Mmmmmmm minesweeper
Legend:
S - Safe
M - Mine
The 7 mines are at
Bottom Left(R2C2, R2C5)
Bottom Right(R2C5, 2 between R3C5/R3C6/R5C5/R5C5, 2 at either R4C3&R5C4 or R4C4&R5C2)
Lets start with bottom left
12222M2
??M??4M
?????M2
This suggests a minimum of 2 mines here on second Row R2C1/C2 & R2C4/C5
& Final answer for bottom left (read this after reading Bottom right portion)
Since we have confirmed that there are 5 mines at bottom right, bottom left has to have only have 2 mines. meaning remaining squares in R3 are all safe
12222M2
SMMSM4M
SSSSSM2
Since R2C6 dictates that R2C5 has to be a mine, and the rest follows.
& for the bottom right
1MM4M2
25M???
3MM???
MM??32
M?3???
Around R4C6 there are 2 mines (within R3C5 R3C6, R5C5 R5C6)
& 66% chance that there is a mine at R4/R5C4 and a 33% chance that it is at R3C4
However if it is at R3C4, R4C3 & R5C2 have to be mines to fulfill the 3 mine criteria at R5C3
Since amongst R2C4/C5/C6, there is a 50% chance there is 1 mine (C5) or 2 mines (C4,C6), this brings the total count of mines in this map to be 5/6
But 6 can't be right! Because we have concluded that there are minimum 2 mines in Bottom Left map earlier
Hence it is confident that R2C5 is a mine and R2C4/C6 are safe.

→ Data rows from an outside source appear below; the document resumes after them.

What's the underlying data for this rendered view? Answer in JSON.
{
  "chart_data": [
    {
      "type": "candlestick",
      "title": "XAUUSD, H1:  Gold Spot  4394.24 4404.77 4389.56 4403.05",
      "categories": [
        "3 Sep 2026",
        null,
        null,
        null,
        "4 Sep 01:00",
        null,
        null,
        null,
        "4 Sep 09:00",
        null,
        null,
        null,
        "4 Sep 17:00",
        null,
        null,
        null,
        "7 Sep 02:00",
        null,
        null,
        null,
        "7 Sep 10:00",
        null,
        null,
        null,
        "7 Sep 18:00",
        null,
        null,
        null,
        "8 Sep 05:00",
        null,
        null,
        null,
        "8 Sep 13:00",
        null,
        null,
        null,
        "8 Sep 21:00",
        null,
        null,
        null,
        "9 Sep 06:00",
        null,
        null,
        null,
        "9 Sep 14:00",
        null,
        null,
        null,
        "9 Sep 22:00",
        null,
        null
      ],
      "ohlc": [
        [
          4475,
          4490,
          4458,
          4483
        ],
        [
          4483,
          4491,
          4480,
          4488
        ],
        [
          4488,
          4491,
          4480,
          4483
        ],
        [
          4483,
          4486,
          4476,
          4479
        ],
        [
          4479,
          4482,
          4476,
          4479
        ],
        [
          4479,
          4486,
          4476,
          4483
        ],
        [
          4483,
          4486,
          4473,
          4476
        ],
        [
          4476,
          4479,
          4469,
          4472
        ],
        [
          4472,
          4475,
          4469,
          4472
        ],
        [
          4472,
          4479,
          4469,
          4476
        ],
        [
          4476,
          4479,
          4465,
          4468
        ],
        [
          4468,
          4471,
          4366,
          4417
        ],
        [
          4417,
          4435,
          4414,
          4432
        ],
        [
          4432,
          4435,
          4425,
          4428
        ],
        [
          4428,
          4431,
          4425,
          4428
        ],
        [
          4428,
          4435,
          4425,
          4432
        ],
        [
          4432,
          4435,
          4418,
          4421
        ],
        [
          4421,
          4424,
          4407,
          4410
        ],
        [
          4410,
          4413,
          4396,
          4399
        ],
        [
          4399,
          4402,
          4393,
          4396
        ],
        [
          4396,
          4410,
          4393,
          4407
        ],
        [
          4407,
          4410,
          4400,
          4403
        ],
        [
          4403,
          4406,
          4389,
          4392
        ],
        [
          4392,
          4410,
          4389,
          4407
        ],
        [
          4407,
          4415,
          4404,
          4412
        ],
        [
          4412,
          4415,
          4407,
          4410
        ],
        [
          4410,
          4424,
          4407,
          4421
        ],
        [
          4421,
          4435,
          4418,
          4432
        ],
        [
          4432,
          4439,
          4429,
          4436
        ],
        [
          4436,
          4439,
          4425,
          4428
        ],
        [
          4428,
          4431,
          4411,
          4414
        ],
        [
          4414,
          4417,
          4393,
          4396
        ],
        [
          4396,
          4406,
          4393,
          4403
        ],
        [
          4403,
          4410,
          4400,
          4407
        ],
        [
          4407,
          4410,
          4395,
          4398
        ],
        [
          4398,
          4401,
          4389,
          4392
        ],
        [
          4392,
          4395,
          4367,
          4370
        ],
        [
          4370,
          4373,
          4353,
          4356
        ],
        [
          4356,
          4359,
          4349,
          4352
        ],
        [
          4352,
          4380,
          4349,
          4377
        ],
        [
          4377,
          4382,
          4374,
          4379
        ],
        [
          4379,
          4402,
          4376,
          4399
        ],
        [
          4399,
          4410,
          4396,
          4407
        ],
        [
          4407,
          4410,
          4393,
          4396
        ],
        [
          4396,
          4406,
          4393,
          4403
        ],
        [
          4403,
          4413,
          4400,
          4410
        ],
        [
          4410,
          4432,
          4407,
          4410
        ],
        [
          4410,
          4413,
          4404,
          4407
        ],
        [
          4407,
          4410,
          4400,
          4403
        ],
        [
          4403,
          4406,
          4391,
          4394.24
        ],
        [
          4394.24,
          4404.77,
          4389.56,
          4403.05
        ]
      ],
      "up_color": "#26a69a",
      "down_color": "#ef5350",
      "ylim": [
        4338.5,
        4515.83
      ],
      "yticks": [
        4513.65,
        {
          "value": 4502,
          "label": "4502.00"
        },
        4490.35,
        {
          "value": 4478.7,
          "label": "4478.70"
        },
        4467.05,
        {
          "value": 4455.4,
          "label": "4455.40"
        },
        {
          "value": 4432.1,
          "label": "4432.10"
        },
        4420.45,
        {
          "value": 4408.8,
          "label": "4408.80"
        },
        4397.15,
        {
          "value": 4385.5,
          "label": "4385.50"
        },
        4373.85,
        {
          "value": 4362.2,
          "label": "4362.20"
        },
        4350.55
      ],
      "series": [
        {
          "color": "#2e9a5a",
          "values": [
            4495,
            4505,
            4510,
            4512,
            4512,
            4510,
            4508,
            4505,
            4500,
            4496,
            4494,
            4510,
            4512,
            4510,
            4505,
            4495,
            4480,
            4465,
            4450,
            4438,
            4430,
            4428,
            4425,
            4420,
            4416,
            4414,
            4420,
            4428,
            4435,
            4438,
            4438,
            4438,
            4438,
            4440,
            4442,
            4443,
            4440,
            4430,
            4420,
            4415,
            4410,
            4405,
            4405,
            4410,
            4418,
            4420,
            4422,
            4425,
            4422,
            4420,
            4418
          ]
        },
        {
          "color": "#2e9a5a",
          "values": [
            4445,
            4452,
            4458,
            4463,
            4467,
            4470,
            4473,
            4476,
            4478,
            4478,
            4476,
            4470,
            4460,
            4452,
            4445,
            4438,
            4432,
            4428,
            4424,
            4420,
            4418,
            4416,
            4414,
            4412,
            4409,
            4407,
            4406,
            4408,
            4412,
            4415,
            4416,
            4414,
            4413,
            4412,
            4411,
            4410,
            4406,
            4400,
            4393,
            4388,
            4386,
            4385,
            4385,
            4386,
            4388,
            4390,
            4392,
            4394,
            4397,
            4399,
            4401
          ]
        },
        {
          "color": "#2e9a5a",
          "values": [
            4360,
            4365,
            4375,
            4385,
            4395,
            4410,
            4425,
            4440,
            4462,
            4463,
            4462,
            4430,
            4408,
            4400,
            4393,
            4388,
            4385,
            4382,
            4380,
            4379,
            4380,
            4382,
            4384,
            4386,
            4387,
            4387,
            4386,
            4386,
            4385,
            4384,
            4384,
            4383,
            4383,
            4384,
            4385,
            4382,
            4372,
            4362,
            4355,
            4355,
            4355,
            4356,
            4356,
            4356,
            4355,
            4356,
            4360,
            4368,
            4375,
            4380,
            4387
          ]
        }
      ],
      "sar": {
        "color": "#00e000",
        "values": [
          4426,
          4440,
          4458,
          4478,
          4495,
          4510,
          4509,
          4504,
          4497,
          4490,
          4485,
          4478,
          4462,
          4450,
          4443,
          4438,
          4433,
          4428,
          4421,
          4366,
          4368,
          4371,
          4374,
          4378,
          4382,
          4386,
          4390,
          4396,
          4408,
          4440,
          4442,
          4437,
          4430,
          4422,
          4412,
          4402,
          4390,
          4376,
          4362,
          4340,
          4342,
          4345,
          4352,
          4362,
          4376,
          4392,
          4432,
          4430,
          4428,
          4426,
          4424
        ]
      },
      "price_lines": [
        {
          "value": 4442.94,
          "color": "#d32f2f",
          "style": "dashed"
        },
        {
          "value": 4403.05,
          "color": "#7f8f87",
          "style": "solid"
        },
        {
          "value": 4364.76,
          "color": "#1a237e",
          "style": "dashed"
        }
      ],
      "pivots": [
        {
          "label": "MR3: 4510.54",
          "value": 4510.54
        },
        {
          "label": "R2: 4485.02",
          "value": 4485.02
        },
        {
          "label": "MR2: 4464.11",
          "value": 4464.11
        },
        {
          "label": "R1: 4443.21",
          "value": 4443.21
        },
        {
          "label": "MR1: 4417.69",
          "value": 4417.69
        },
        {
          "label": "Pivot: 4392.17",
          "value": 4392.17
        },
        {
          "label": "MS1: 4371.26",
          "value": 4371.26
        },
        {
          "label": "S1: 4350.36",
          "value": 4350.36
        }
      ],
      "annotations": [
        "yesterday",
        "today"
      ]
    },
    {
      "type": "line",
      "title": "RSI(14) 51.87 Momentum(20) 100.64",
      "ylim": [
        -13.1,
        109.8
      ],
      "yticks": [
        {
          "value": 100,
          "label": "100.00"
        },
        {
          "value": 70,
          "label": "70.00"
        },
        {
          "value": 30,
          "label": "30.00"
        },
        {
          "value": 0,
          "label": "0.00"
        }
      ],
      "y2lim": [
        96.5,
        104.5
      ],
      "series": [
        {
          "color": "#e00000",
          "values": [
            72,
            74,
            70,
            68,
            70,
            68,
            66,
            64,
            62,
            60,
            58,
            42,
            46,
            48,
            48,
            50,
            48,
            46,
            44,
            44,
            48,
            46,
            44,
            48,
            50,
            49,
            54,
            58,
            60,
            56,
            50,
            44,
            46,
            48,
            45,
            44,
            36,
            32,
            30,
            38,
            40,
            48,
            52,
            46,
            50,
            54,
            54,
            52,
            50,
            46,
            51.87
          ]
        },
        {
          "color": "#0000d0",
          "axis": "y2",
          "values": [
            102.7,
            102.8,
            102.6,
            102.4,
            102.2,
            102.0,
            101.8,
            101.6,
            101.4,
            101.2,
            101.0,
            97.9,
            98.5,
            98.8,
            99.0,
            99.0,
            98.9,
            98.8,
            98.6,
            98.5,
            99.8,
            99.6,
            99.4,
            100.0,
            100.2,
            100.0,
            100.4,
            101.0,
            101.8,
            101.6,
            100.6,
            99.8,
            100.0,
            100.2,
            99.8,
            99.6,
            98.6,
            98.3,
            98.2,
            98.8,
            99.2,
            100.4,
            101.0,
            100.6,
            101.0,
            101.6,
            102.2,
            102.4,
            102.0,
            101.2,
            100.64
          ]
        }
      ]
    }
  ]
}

Out of the remaining squares
1MM4M2
25MSMS
3MMS??
MM??32
M?3???
R2C4 will reveal if R3C5 is a M(6) or S(5)
Subsequently, R2C6 will reveal R3C6
Taking a breakdown from R3 onwards,
4 sub-scenarios presents itself for R3C5/C6:
1.
3MMSMM
MM??32
M?3???
R5C5/C6 are both safe and will be 1/0 respectively
Depending whether R3C4 is 2/3/4, there are various subcases.
1.1 R3C4= 2
100% chance mines are at R5C2/C4
1.2 R3C4= 3
50% chance whether it is R4C3&R5C4 or R4C4&R5C2
1.3 R3C4= 4
100% chance mines are at R4C3/C4
Cumulative probability : 83.33%
2.
3MMSMS
MM??32
M?3???
Arguably the worst-case scenario.
It is the same guessing effort for the 4 squares as per above, with additional guessing effort for R5C5/C6
2.1 R3C4= 2
Answer for R5C5 will be revealed by R4C4 (100%)
2.2 R3C4 = 3
Strategy will be to click R4C4 or R5C4. If this is not a mine, it will reveal R5C5 (50%)
2.3 R3C4 = 4
Best move will be to click R5C4. If this is not a mine, it will reveal R5C5 (50%)
Cumulative probability: 66.67%
3.
3MMSSM
MM??32
M?3???
R4C4 is revealed by R3C5 (M if it is 2, S if it is 1) and R4C3 is subsequently revealed. The crucial 4 squares as per Scenario 1/2 above could be derived using the same pairing logic (2 mines always at R4C3&R5C4 or R4C4&R5C2). R5C5 could then be derived from R4C4 or R5C4.
Cumulative probability: 100%
4.
3MMSSS
MM??32
M?3???
It becomes clear that R5C5/C6 are mines.
R3C4 & R3C5 will determine R4C3/C4 .... and the rest follow the above logic.
Cumulative probability: 100%
Therefore, total probability of solving is :
87.5%
Okay I have to take a break after this lengthy post phew.
Additional doubts:
Assumptions: I am not entirely sure if Scenario 1 could exist, as if both R5C5/C6 are S, would this be already revealed by clicking R4C5/C6 (which has been done by TS). Would require some more frequent minesweeper players to confirm this.
Adding for bonus:
As mentioned in my answer, there is no guesswork required to reach the additional step provided by TS. Probability remains the same (:
The scenario arrived by TS currently is Scenario 3, which means that it is 100% possible to solve it from here onwards.